Artificial intelligence: what to remember from the hearing of the creator of ChatGPT

Artificial intelligence what to remember from the hearing of the

“One of my biggest fears is that we, this industry, this technology, are causing significant harm to society.” Sam Altman renewed his warnings this Tuesday, May 16, during his hearing with US senators. The boss of OpenAI, a company known for having developed the conversational agent ChatGPT, spoke out in favor of regulating artificial intelligence.

Government intervention is “crucial” in order to “limit the risks associated” with this technology, he said. “It is essential that the most powerful artificial intelligence is developed with democratic values […] which means that the leadership of the United States is decisive.” If nothing indicates for the moment that Congress will adopt rules in this direction, the posture of Sam Altman reassured the senators. Many of them have given credit for recognizing the pitfalls of generative artificial intelligence.

This, of which ChatGPT is a perfect example, consists of creating content – text, image, sound or video – of stunning realism after being trained on huge databases. Senator Richard Blumenthal, who chairs the Senate Subcommittee on Privacy, Technology, and the Law, gave a little demonstration during the hearing. He broadcast an audio extract imitating his voice created from an artificial intelligence. “If you were listening from home, you probably thought it was my voice and my words, when it wasn’t my voice or my words,” he said. He then listed the risks of this technology: deepfakes, disinformation, job losses, theft of intellectual property…

Towards a federal AI agency?

Sam Altman confirmed these abuses, which he described as “serious”. “If this technology goes the wrong way, it can go quite far,” he agreed. But the 38-year-old entrepreneur remains convinced that the benefits can outweigh the risks. “Artificial intelligence has the potential to improve just about every aspect of our lives,” he said, hoping that eventually it can enable humanity to solve “its most important challenges. “, like global warming or cancer.
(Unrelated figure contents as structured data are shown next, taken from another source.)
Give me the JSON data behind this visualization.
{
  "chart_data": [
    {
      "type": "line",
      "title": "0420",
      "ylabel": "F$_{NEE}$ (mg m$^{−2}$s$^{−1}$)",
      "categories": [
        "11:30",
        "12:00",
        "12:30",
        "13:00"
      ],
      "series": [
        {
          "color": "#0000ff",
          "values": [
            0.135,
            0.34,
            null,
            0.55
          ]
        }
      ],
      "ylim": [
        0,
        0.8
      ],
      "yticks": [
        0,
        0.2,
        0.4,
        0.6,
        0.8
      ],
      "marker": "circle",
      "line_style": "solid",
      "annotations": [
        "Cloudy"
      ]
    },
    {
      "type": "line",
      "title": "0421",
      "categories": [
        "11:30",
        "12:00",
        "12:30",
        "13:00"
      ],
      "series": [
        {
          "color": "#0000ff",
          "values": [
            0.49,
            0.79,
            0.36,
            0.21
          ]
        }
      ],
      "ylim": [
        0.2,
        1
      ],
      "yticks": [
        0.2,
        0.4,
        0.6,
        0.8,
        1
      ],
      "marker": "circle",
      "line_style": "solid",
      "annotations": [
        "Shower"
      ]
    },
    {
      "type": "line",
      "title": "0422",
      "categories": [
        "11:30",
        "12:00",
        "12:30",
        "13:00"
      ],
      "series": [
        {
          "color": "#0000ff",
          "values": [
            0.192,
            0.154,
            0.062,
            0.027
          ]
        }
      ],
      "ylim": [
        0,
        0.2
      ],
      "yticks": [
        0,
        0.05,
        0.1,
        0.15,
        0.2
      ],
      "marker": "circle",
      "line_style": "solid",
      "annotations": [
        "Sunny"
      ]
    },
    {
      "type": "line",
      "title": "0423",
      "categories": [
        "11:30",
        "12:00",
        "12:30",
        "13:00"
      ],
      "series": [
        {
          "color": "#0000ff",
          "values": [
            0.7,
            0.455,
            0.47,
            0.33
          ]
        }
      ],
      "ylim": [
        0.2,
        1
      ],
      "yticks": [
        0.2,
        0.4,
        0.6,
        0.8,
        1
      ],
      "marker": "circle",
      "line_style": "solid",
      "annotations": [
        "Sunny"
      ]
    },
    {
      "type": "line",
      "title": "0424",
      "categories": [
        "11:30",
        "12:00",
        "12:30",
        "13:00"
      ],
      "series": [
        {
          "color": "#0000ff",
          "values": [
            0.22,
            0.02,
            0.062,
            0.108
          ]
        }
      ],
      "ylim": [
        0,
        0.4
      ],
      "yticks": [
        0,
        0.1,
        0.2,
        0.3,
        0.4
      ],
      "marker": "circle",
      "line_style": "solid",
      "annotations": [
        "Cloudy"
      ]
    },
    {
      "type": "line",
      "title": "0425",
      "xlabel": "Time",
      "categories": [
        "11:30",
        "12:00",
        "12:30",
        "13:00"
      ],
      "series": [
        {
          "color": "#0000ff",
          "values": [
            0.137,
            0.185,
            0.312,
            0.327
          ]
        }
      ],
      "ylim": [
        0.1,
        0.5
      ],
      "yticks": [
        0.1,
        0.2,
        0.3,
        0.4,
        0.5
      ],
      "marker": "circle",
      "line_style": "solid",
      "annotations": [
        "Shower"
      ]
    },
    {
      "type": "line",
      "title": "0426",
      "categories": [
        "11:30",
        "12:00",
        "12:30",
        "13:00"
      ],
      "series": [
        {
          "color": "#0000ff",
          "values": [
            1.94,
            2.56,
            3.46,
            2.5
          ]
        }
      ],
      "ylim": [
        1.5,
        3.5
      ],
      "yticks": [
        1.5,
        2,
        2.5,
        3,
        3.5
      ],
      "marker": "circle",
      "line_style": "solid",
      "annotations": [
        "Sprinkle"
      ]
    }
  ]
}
Provided, of course, that it is regulated. The OpenAI boss mentioned the creation of a federal agency responsible for granting authorizations to organizations that develop AI systems of a certain level. It could also withdraw them if the security standards are not respected. “I know it sounds naive to come up with something like that, and it seems very difficult” to achieve, he said. But “there are precedents,” he added, referring to the International Atomic Energy Agency (AEIA).

The idea of ​​creating a federal agency has aroused some enthusiasm, but it would have to be given sufficient resources, underlined Richard Blumenthal. “And I’m not just talking about dollars, I’m talking about scientific expertise.” Sam Altman, however, noted the risks of too much regulation: “If American industry slows down, China or someone else may progress faster.” He also insisted that any measures should not stifle independent research.
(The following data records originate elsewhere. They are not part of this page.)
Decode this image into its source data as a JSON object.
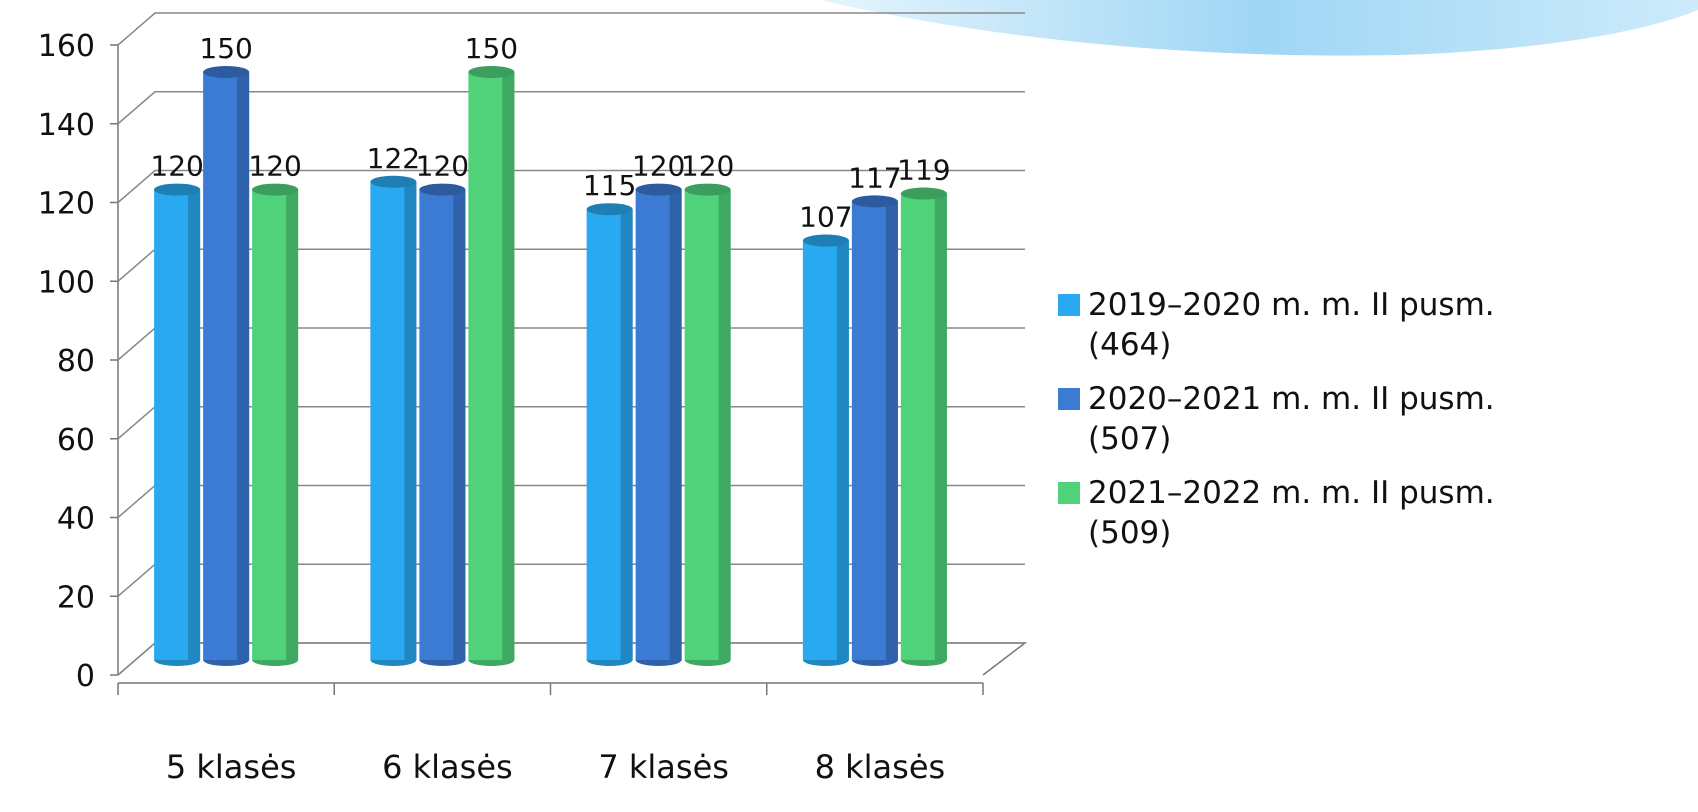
{
  "chart_data": {
    "type": "bar",
    "categories": [
      "5 klasės",
      "6 klasės",
      "7 klasės",
      "8 klasės"
    ],
    "series": [
      {
        "name": "2019–2020 m. m. II pusm. (464)",
        "color": "#29a9f0",
        "values": [
          120,
          122,
          115,
          107
        ]
      },
      {
        "name": "2020–2021 m. m. II pusm. (507)",
        "color": "#3b7bd4",
        "values": [
          150,
          120,
          120,
          117
        ]
      },
      {
        "name": "2021–2022 m. m. II pusm. (509)",
        "color": "#4fd27a",
        "values": [
          120,
          150,
          120,
          119
        ]
      }
    ],
    "ylim": [
      0,
      160
    ],
    "yticks": [
      0,
      20,
      40,
      60,
      80,
      100,
      120,
      140,
      160
    ],
    "grid": true,
    "legend": "right"
  }
}
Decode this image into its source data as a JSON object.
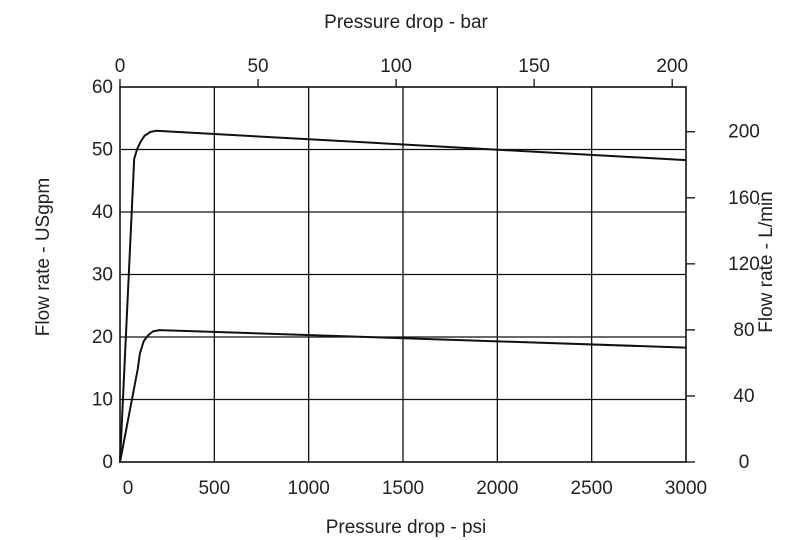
{
  "chart_data": {
    "type": "line",
    "title": "",
    "xlabel": "Pressure  drop - psi",
    "x2label": "Pressure drop - bar",
    "ylabel": "Flow rate - USgpm",
    "y2label": "Flow rate - L/min",
    "xlim": [
      0,
      3000
    ],
    "ylim": [
      0,
      60
    ],
    "x2lim": [
      0,
      205
    ],
    "y2lim": [
      0,
      227.1
    ],
    "grid": true,
    "x_ticks": [
      "0",
      "500",
      "1000",
      "1500",
      "2000",
      "2500",
      "3000"
    ],
    "x_tick_values": [
      0,
      500,
      1000,
      1500,
      2000,
      2500,
      3000
    ],
    "y_ticks": [
      "0",
      "10",
      "20",
      "30",
      "40",
      "50",
      "60"
    ],
    "y_tick_values": [
      0,
      10,
      20,
      30,
      40,
      50,
      60
    ],
    "x2_ticks": [
      "0",
      "50",
      "100",
      "150",
      "200"
    ],
    "x2_tick_values": [
      0,
      50,
      100,
      150,
      200
    ],
    "y2_ticks": [
      "0",
      "40",
      "80",
      "120",
      "160",
      "200"
    ],
    "y2_tick_values": [
      0,
      40,
      80,
      120,
      160,
      200
    ],
    "series": [
      {
        "x": [
          0,
          75,
          90,
          110,
          130,
          160,
          190,
          3000
        ],
        "y": [
          0,
          48.5,
          50.0,
          51.3,
          52.2,
          52.8,
          53.0,
          48.3
        ]
      },
      {
        "x": [
          0,
          95,
          105,
          125,
          150,
          175,
          210,
          3000
        ],
        "y": [
          0,
          15.0,
          17.3,
          19.3,
          20.3,
          20.9,
          21.1,
          18.3
        ]
      }
    ]
  }
}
The seduction operation is successful for the boss of OpenAI, who had swapped his usual sweatshirt for a classic suit. The senators were much less offensive than during the hearings of other tech figures, such as Mark Zuckerberg, creator of Facebook, or Jeff Bezos, creator of Amazon. The American Congress also hopes not to reproduce the mistakes of the past. He had proven unable to regulate social networks, causing the failure of several bills on data privacy. He now wants to draw lessons from this experience for artificial intelligence, hearing Sam Altman being considered a first step.

However, the United States remains far from enacting new laws, unlike Europe. The European Parliament is due to vote next month on sweeping AI regulation legislation. Called “IA Act”, the text aims to prevent the risks of this technology, for example by prohibiting software exploiting vulnerabilities due to age or disability. He also wants to better regulate the use of AI in “high risk” sectors such as transport, education or human resources, in particular for the scoring of exams or the sorting of CVs.